La opereta del miércoles fue formalmente bizarra, sí, pero políticamente una síntesis perfecta de los elementos y relaciones de poder en juego. Resumiendo: un líder narciso ordenando a las masas defenderle de la injusticia de las instituciones de la nación. Por eso no fue un golpe.
Un golpe de Estado implica no entrar al hall del Capitolio por la puerta y subiendo escaleras, sino tomar el poder; y no por parte de civiles supporters de Trump disfrazados con pieles de animal, sino por parte de grupos de poder, ya sea el ejército, partidos políticos o gobiernos ejecutivos. Lo que vimos ayer fue la insurrección del pasado, de la America que se niega a convivir con un presente gobernado por el globalismo y el mestizaje, y menos aún con un futuro al que ven como fin del nativismo y, peor aún, de unos privilegios que consideraban eternos. No fue un golpe de Estado porque ninguna institución con potestad de ejercicio de la fuerza apoyó al líder autoritario. No fue un golpe de Estado porque quienes se lanzaron al tumulto fueron las masas caóticas y abandonadas por el mismo personaje que los echó al ruedo. Trump no ha pretendido provocar un golpe de Estado a lo largo de las últimas semanas ni lo hará en los pocos días que quedan para la proclamación presidencial del 20 de enero. Lo único que busca Trump, como caso clínico de trastorno narcisista, es sentirse adulado. Y como ser desposeído de empatía humana, ejercer la crueldad hasta el último minuto. Fundamentalmente, humillando a las instituciones de la propia nación de la que dice ser presidente.

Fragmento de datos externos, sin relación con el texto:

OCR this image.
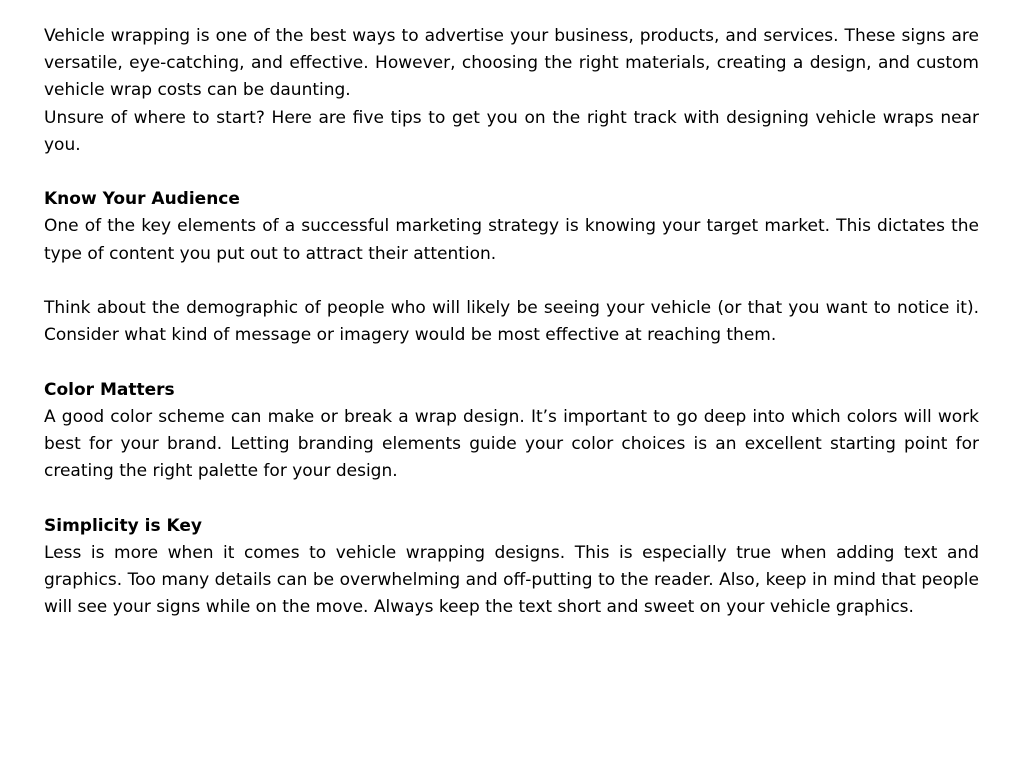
Vehicle wrapping is one of the best ways to advertise your business, products, and services. These signs are versatile, eye-catching, and effective. However, choosing the right materials, creating a design, and custom vehicle wrap costs can be daunting.

Unsure of where to start? Here are five tips to get you on the right track with designing vehicle wraps near you.

Know Your Audience

One of the key elements of a successful marketing strategy is knowing your target market. This dictates the type of content you put out to attract their attention.

Think about the demographic of people who will likely be seeing your vehicle (or that you want to notice it). Consider what kind of message or imagery would be most effective at reaching them.

Color Matters

A good color scheme can make or break a wrap design. It’s important to go deep into which colors will work best for your brand. Letting branding elements guide your color choices is an excellent starting point for creating the right palette for your design.

Simplicity is Key

Less is more when it comes to vehicle wrapping designs. This is especially true when adding text and graphics. Too many details can be overwhelming and off-putting to the reader. Also, keep in mind that people will see your signs while on the move. Always keep the text short and sweet on your vehicle graphics.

Así es como, inconscientemente, Trump ha contribuido a visualizar el fin de los excepcionalismos mágicos. Las escenas las protagonizan personajes estrambóticos, irreconocibles para el espectador global que aún mira en cinemascope cuando piensa en la gran America. Pero la realidad es otra. Con estos personajes, el miércoles 6 de enero se selló el final de la conciencia de inmunidad nacional. Su America, Estados Unidos, ya es, a ojos de todo el mundo, igual de vulnerable ante las pasiones anti establishment que cualquier otra nación. También para los propios ciudadanos estadounidenses, muchos de los cuales asistían a las escenas en estado de shock.
Sin embargo, no deberíamos centrar el rechazo en esos ciudadanos anacrónicos. Esos hombres y mujeres entraron caminando, disfrazados, y de la misma forma salieron todos, excepto medio centenar de detenidos y las cinco personas muertas –de las que poco sabemos hasta ahora–, porque así se les dejó. El institucionalismo ha fallado porque ha permitido que un personaje narcisista convierta la pinza líder-pueblo en una amenaza para el Estado-institución.
A lo que asistimos no es a la amenaza del populismo –no necesariamente malo–, sino a la alimentación de una subjetividad política autoritaria y de voluntad autocrática, que se rebela contra la democracia liberal y la lleva a sus límites. Ahora, esa democracia institucional levanta la voz, tarde, vía Nancy Pelosi, y reclama un impeachment express, altamente improbable, o la aplicación de la Enmienda 25, que prevé la transferencia de poder a la vicepresidencia, en manos del ahora “traidor” Pence. Pero, para ello, debe suceder lo imposible en un narcisista: que se considere a sí mismo lo que todo el mundo sabe que es, un inhábil. Lo cierto es que no quedan más de diez días para poner punto final a una legislatura de cuatro años, a lo largo de los cuales el fantasma del juicio político circuló en todo momento, y ninguna institución con potestad encontró la manera de aplicar el cese. La idea de democracia liberal y garantista falla. Se siente acosada por la pulsión autoritaria y no tiene mecanismos de control válidos, más allá de los que aplica retroactivamente. Si la salud de las instituciones fuera la correcta, ese medio millar de insurrectos nunca hubiera llegado a pisar el hall del Capitolio. De ahí la sensación de cercano abismo. Nada único.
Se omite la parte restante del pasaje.